Wie die Polizei Unterfranken mitteilt, wurde bei dem Brand der 33 Jahre alte Bewohner des Anwesens durch Rauchgase verletzt. Das Wohnhaus brannte vollständig aus und ist derzeit nicht bewohnbar. Die Höhe des Sachschadens liegt bei 300.000 Euro, so das Polizeipräsidium Unterfranken am Dienstag (27. Oktober 2020). Die Brandursache ist allerdings immer noch unklar. Die Ermittlungen führt die Kripo Schweinfurt. 

Wohnhausbrand in Nüdlingen: Bewohner rettet sich selbst

Gegen 6.40 Uhr war bei der Einsatzzentrale der unterfränkischen Polizei die Meldung eingegangen, dass ein Wohnhaus in der Bergstraße in Flammen stehen würde. Bei Eintreffen der Einsatzkräfte von Feuerwehr und Polizei schlugen Flammen aus dem Dach des stark verrauchten Gebäudes. Der Bewohner des Hauses hatte sich selbst ins Freie und zu einem Verwandten in der Nachbarschaft retten können. Der 33-jährige hatte Rauchgase eingeatmet und wurde durch den Rettungsdienst deshalb vorsorglich zur Behandlung in eine Klinik gebracht. 

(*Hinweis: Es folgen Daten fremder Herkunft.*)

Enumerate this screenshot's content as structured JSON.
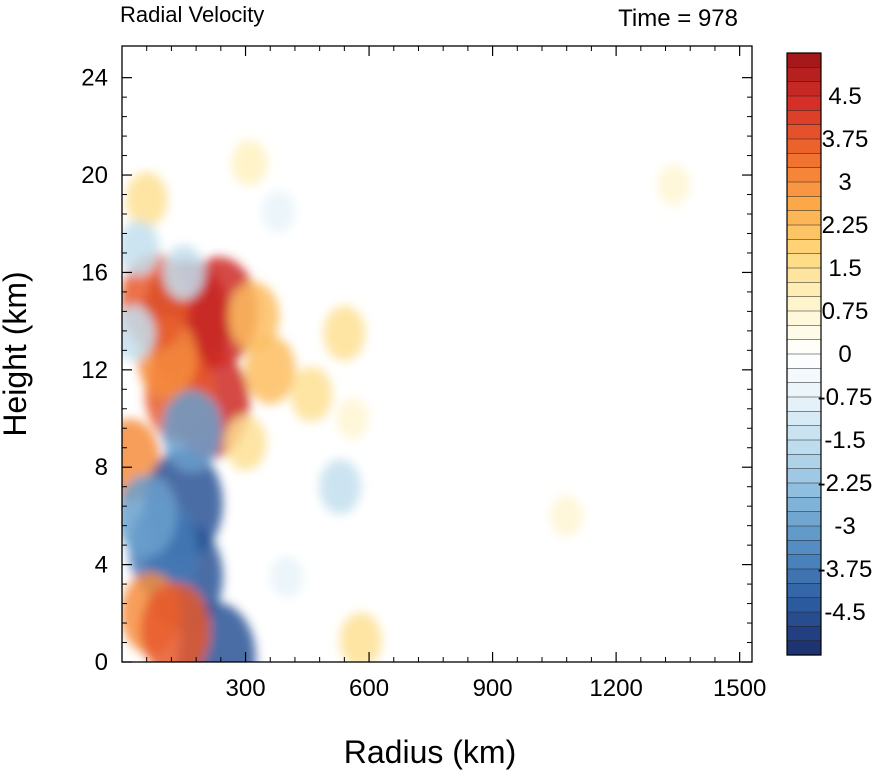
{
  "chart_data": {
    "type": "heatmap",
    "title": "Radial Velocity",
    "subtitle": "Time = 978",
    "xlabel": "Radius (km)",
    "ylabel": "Height (km)",
    "xlim": [
      0,
      1530
    ],
    "ylim": [
      0,
      25.3
    ],
    "x_ticks": [
      300,
      600,
      900,
      1200,
      1500
    ],
    "y_ticks": [
      0,
      4,
      8,
      12,
      16,
      20,
      24
    ],
    "colorbar": {
      "min": -5.25,
      "max": 5.25,
      "step": 0.25,
      "tick_labels": [
        "4.5",
        "3.75",
        "3",
        "2.25",
        "1.5",
        "0.75",
        "0",
        "-0.75",
        "-1.5",
        "-2.25",
        "-3",
        "-3.75",
        "-4.5"
      ],
      "colors": [
        "#1a2c6b",
        "#2c5a9e",
        "#4d87c0",
        "#7fb3d8",
        "#b6d8ec",
        "#e4f1f8",
        "#ffffff",
        "#fff5cc",
        "#fed97d",
        "#fca848",
        "#ef6a2e",
        "#d62f27",
        "#9e1518"
      ]
    },
    "features": [
      {
        "r": 155,
        "z": 14.0,
        "v": 5.25
      },
      {
        "r": 235,
        "z": 14.4,
        "v": 4.5
      },
      {
        "r": 215,
        "z": 10.6,
        "v": 4.5
      },
      {
        "r": 140,
        "z": 11.0,
        "v": 3.75
      },
      {
        "r": 110,
        "z": 12.5,
        "v": 3.0
      },
      {
        "r": 80,
        "z": 14.8,
        "v": 3.75
      },
      {
        "r": 20,
        "z": 8.3,
        "v": 3.0
      },
      {
        "r": 60,
        "z": 19.0,
        "v": 1.5
      },
      {
        "r": 320,
        "z": 14.2,
        "v": 2.25
      },
      {
        "r": 360,
        "z": 12.0,
        "v": 2.25
      },
      {
        "r": 300,
        "z": 9.0,
        "v": 1.5
      },
      {
        "r": 460,
        "z": 11.0,
        "v": 1.5
      },
      {
        "r": 540,
        "z": 13.5,
        "v": 1.5
      },
      {
        "r": 560,
        "z": 10.0,
        "v": 0.75
      },
      {
        "r": 310,
        "z": 20.5,
        "v": 1.0
      },
      {
        "r": 150,
        "z": 6.5,
        "v": -4.5
      },
      {
        "r": 150,
        "z": 3.5,
        "v": -4.5
      },
      {
        "r": 100,
        "z": 4.6,
        "v": -3.75
      },
      {
        "r": 60,
        "z": 6.0,
        "v": -3.0
      },
      {
        "r": 170,
        "z": 9.5,
        "v": -3.0
      },
      {
        "r": 30,
        "z": 13.5,
        "v": -1.5
      },
      {
        "r": 40,
        "z": 17.0,
        "v": -1.5
      },
      {
        "r": 150,
        "z": 16.0,
        "v": -1.5
      },
      {
        "r": 380,
        "z": 18.5,
        "v": -0.75
      },
      {
        "r": 530,
        "z": 7.2,
        "v": -1.5
      },
      {
        "r": 400,
        "z": 3.5,
        "v": -0.75
      },
      {
        "r": 230,
        "z": 0.2,
        "v": -4.5
      },
      {
        "r": 70,
        "z": 2.0,
        "v": 3.0
      },
      {
        "r": 130,
        "z": 1.3,
        "v": 3.75
      },
      {
        "r": 580,
        "z": 0.9,
        "v": 1.5
      },
      {
        "r": 1080,
        "z": 6.0,
        "v": 0.75
      },
      {
        "r": 1340,
        "z": 19.6,
        "v": 0.75
      }
    ]
  }
}
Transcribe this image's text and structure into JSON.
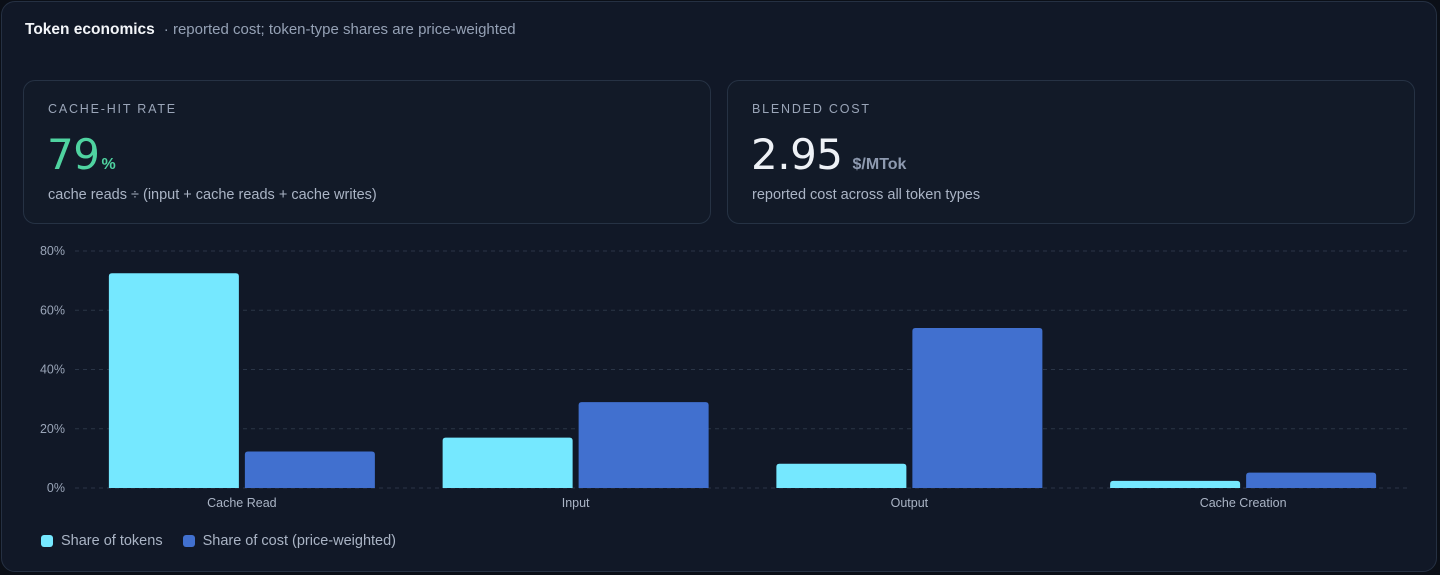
{
  "header": {
    "title": "Token economics",
    "subtitle": "· reported cost; token-type shares are price-weighted"
  },
  "stats": {
    "cache_hit": {
      "label": "CACHE-HIT RATE",
      "value": "79",
      "unit": "%",
      "description": "cache reads ÷ (input + cache reads + cache writes)",
      "color": "#4fd3a0"
    },
    "blended_cost": {
      "label": "BLENDED COST",
      "value": "2.95",
      "unit": "$/MTok",
      "description": "reported cost across all token types"
    }
  },
  "chart_data": {
    "type": "bar",
    "categories": [
      "Cache Read",
      "Input",
      "Output",
      "Cache Creation"
    ],
    "series": [
      {
        "name": "Share of tokens",
        "values": [
          72.5,
          17,
          8.2,
          2.4
        ],
        "color": "#75e8ff"
      },
      {
        "name": "Share of cost (price-weighted)",
        "values": [
          12.3,
          29,
          54,
          5.2
        ],
        "color": "#4170cf"
      }
    ],
    "y_ticks": [
      "0%",
      "20%",
      "40%",
      "60%",
      "80%"
    ],
    "ylim": [
      0,
      80
    ],
    "grid": true,
    "legend_position": "bottom-left"
  }
}
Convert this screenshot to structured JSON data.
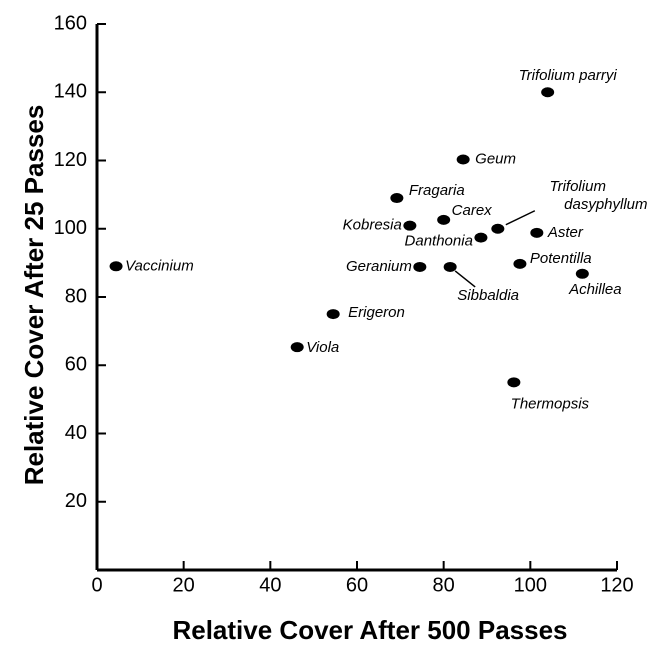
{
  "chart_data": {
    "type": "scatter",
    "x_label": "Relative Cover After 500 Passes",
    "y_label": "Relative Cover After 25 Passes",
    "xlim": [
      0,
      120
    ],
    "xticks": [
      0,
      20,
      40,
      60,
      80,
      100,
      120
    ],
    "ylim": [
      0,
      160
    ],
    "yticks": [
      20,
      40,
      60,
      80,
      100,
      120,
      140,
      160
    ],
    "color": "#000000",
    "labels": [
      "Trifolium parryi",
      "Geum",
      "Fragaria",
      "Carex",
      "Kobresia",
      "Trifolium dasyphyllum",
      "Danthonia",
      "Aster",
      "Vaccinium",
      "Geranium",
      "Sibbaldia",
      "Potentilla",
      "Achillea",
      "Erigeron",
      "Viola",
      "Thermopsis"
    ],
    "x": [
      104,
      84.5,
      69.2,
      80,
      72.2,
      92.5,
      88.6,
      101.5,
      4.4,
      74.5,
      81.5,
      97.6,
      112,
      54.5,
      46.2,
      96.2
    ],
    "y": [
      140,
      120.3,
      109,
      102.6,
      100.9,
      100,
      97.4,
      98.8,
      89,
      88.8,
      88.8,
      89.7,
      86.8,
      75,
      65.3,
      55
    ]
  }
}
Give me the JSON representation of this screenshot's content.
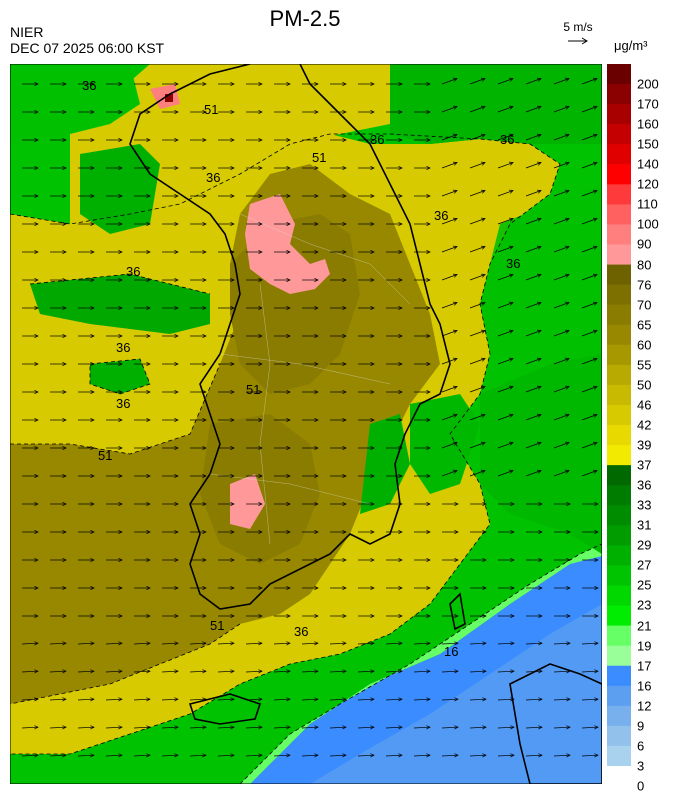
{
  "header": {
    "agency": "NIER",
    "datetime": "DEC 07 2025 06:00 KST",
    "title": "PM-2.5",
    "wind_reference": "5 m/s",
    "unit": "μg/m³"
  },
  "legend": {
    "labels": [
      "200",
      "170",
      "160",
      "150",
      "140",
      "120",
      "110",
      "100",
      "90",
      "80",
      "76",
      "70",
      "65",
      "60",
      "55",
      "50",
      "46",
      "42",
      "39",
      "37",
      "36",
      "33",
      "31",
      "29",
      "27",
      "25",
      "23",
      "21",
      "19",
      "17",
      "16",
      "12",
      "9",
      "6",
      "3",
      "0"
    ],
    "colors": [
      "#6b0000",
      "#8b0000",
      "#a80000",
      "#c40000",
      "#e00000",
      "#ff0000",
      "#ff3a3a",
      "#ff6060",
      "#ff7f7f",
      "#ff9999",
      "#6e6200",
      "#7e7000",
      "#8a7c00",
      "#978800",
      "#a89800",
      "#b8aa00",
      "#c8ba00",
      "#d8ca00",
      "#e8da00",
      "#f2ea00",
      "#006a00",
      "#007c00",
      "#008c00",
      "#009c00",
      "#00b000",
      "#00c400",
      "#00d800",
      "#00ec00",
      "#66ff66",
      "#99ff99",
      "#3a8cff",
      "#5c9ff0",
      "#78b0ee",
      "#92c2ec",
      "#a8d2ee"
    ]
  },
  "contours": {
    "labels": [
      "36",
      "36",
      "36",
      "36",
      "36",
      "36",
      "36",
      "36",
      "36",
      "36",
      "51",
      "51",
      "51",
      "51",
      "51",
      "16"
    ]
  }
}
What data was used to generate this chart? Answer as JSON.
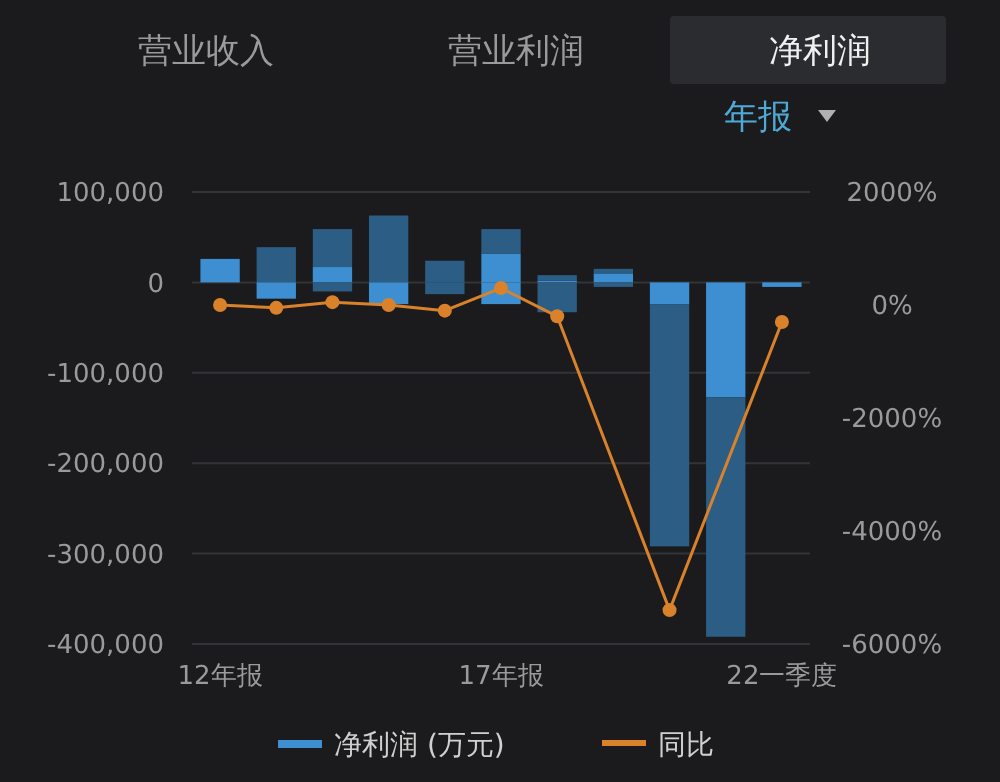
{
  "chart_data": {
    "type": "bar",
    "stacked": true,
    "annotations": [
      "营业收入",
      "营业利润",
      "净利润",
      "年报"
    ],
    "categories": [
      "12年报",
      null,
      null,
      null,
      null,
      "17年报",
      null,
      null,
      null,
      null,
      "22一季度"
    ],
    "series": [
      {
        "name": "净利润 (万元)",
        "color": "#3d8fd1",
        "values": [
          26000,
          null,
          17000,
          null,
          null,
          32000,
          2000,
          10000,
          null,
          null,
          null
        ]
      },
      {
        "color": "#2b5d85",
        "values": [
          null,
          39000,
          42000,
          74000,
          24000,
          27000,
          6000,
          5000,
          null,
          null,
          null
        ]
      },
      {
        "color": "#3d8fd1",
        "values": [
          null,
          -18000,
          null,
          -24000,
          null,
          -24000,
          null,
          null,
          -24000,
          -127000,
          -5000
        ]
      },
      {
        "color": "#2b5d85",
        "values": [
          null,
          null,
          -10000,
          null,
          -13000,
          null,
          -33000,
          -5000,
          -268000,
          -265000,
          null
        ]
      },
      {
        "name": "同比",
        "type": "line",
        "axis": "y2",
        "color": "#d9822b",
        "values": [
          0,
          -50,
          50,
          0,
          -100,
          300,
          -200,
          null,
          -5400,
          null,
          -300
        ]
      }
    ],
    "ylim": [
      -400000,
      100000
    ],
    "yticks": [
      {
        "value": -400000,
        "label": "-400,000"
      },
      {
        "value": -300000,
        "label": "-300,000"
      },
      {
        "value": -200000,
        "label": "-200,000"
      },
      {
        "value": -100000,
        "label": "-100,000"
      },
      0,
      {
        "value": 100000,
        "label": "100,000"
      }
    ],
    "y2lim": [
      -6000,
      2000
    ],
    "y2ticks": [
      {
        "value": -6000,
        "label": "-6000%"
      },
      {
        "value": -4000,
        "label": "-4000%"
      },
      {
        "value": -2000,
        "label": "-2000%"
      },
      {
        "value": 0,
        "label": "0%"
      },
      {
        "value": 2000,
        "label": "2000%"
      }
    ],
    "grid": "y",
    "legend": "bottom",
    "marker": "circle"
  }
}
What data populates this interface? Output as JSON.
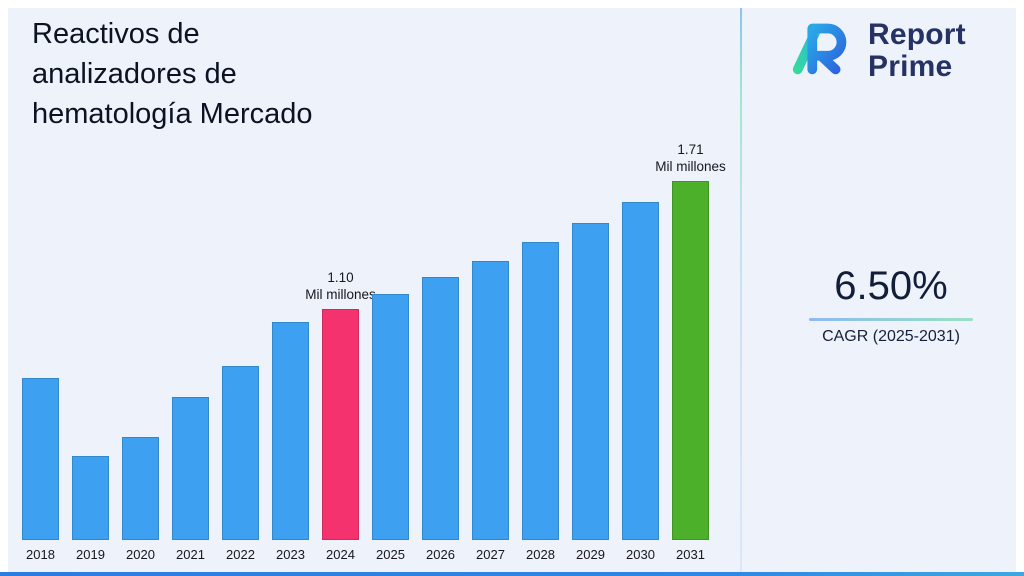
{
  "page": {
    "title_lines": [
      "Reactivos de",
      "analizadores de",
      "hematología Mercado"
    ]
  },
  "logo": {
    "line1": "Report",
    "line2": "Prime"
  },
  "stats": {
    "cagr_value": "6.50%",
    "cagr_label": "CAGR (2025-2031)"
  },
  "colors": {
    "background": "#edf2fb",
    "accent_bottom_bar": "#2b7ce3",
    "logo_navy": "#263263",
    "title_text": "#0c1222"
  },
  "chart_data": {
    "type": "bar",
    "title": "Reactivos de analizadores de hematología Mercado",
    "unit": "Mil millones",
    "categories": [
      "2018",
      "2019",
      "2020",
      "2021",
      "2022",
      "2023",
      "2024",
      "2025",
      "2026",
      "2027",
      "2028",
      "2029",
      "2030",
      "2031"
    ],
    "values": [
      0.77,
      0.4,
      0.49,
      0.68,
      0.83,
      1.04,
      1.1,
      1.17,
      1.25,
      1.33,
      1.42,
      1.51,
      1.61,
      1.71
    ],
    "ylim": [
      0,
      1.8
    ],
    "grid": false,
    "legend": false,
    "xlabel": "",
    "ylabel": "",
    "colors": {
      "default": "#3da0f0"
    },
    "bar_colors": {
      "2024": "#f4326e",
      "2031": "#4cb02a"
    },
    "annotations": [
      {
        "category": "2024",
        "lines": [
          "1.10",
          "Mil millones"
        ]
      },
      {
        "category": "2031",
        "lines": [
          "1.71",
          "Mil millones"
        ]
      }
    ]
  }
}
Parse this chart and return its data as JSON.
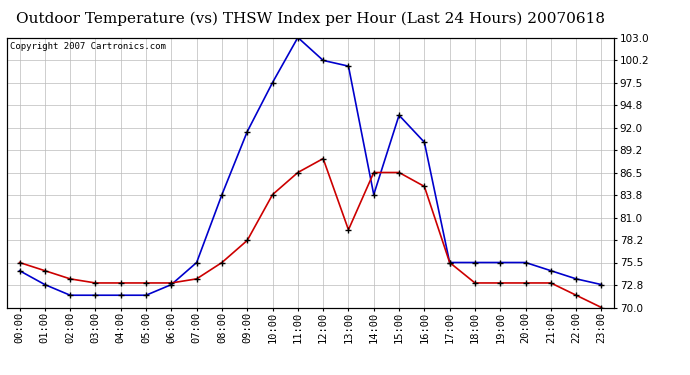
{
  "title": "Outdoor Temperature (vs) THSW Index per Hour (Last 24 Hours) 20070618",
  "copyright_text": "Copyright 2007 Cartronics.com",
  "hours": [
    "00:00",
    "01:00",
    "02:00",
    "03:00",
    "04:00",
    "05:00",
    "06:00",
    "07:00",
    "08:00",
    "09:00",
    "10:00",
    "11:00",
    "12:00",
    "13:00",
    "14:00",
    "15:00",
    "16:00",
    "17:00",
    "18:00",
    "19:00",
    "20:00",
    "21:00",
    "22:00",
    "23:00"
  ],
  "temp_outdoor": [
    75.5,
    74.5,
    73.5,
    73.0,
    73.0,
    73.0,
    73.0,
    73.5,
    75.5,
    78.2,
    83.8,
    86.5,
    88.2,
    79.5,
    86.5,
    86.5,
    84.8,
    75.5,
    73.0,
    73.0,
    73.0,
    73.0,
    71.5,
    70.0
  ],
  "thsw_index": [
    74.5,
    72.8,
    71.5,
    71.5,
    71.5,
    71.5,
    72.8,
    75.5,
    83.8,
    91.5,
    97.5,
    103.0,
    100.2,
    99.5,
    83.8,
    93.5,
    90.2,
    75.5,
    75.5,
    75.5,
    75.5,
    74.5,
    73.5,
    72.8
  ],
  "y_min": 70.0,
  "y_max": 103.0,
  "y_ticks": [
    70.0,
    72.8,
    75.5,
    78.2,
    81.0,
    83.8,
    86.5,
    89.2,
    92.0,
    94.8,
    97.5,
    100.2,
    103.0
  ],
  "line_color_red": "#cc0000",
  "line_color_blue": "#0000cc",
  "bg_color": "#ffffff",
  "plot_bg_color": "#ffffff",
  "grid_color": "#bbbbbb",
  "title_fontsize": 11,
  "tick_fontsize": 7.5,
  "copyright_fontsize": 6.5
}
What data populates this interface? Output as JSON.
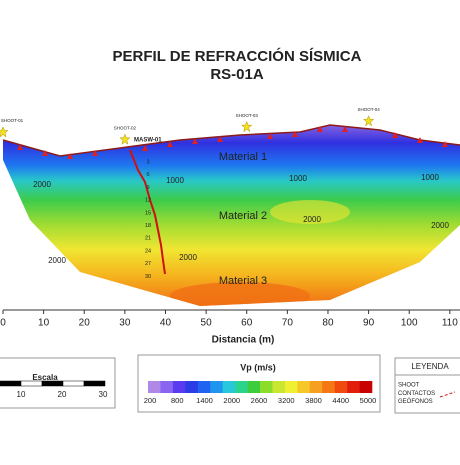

Da es zu einer starken Rauchentwicklung kam, wurde die Bevölkerung auf Anraten der Feuerwehr hin für etwa eine Stunde gebeten, Türen und Fenster geschlossen zu halten. Die Warnmeldung konnte widerrufen werden, nachdem das Feuer durch die Floriansjünger unter Kontrolle gebracht war. 

Die Kripo Schweinfurt hat die Ermittlungen bereits aufgenommen und wird sich insbesondere der Frage widmen, wie es zu dem Ausbruch des Feuers kommen konnte.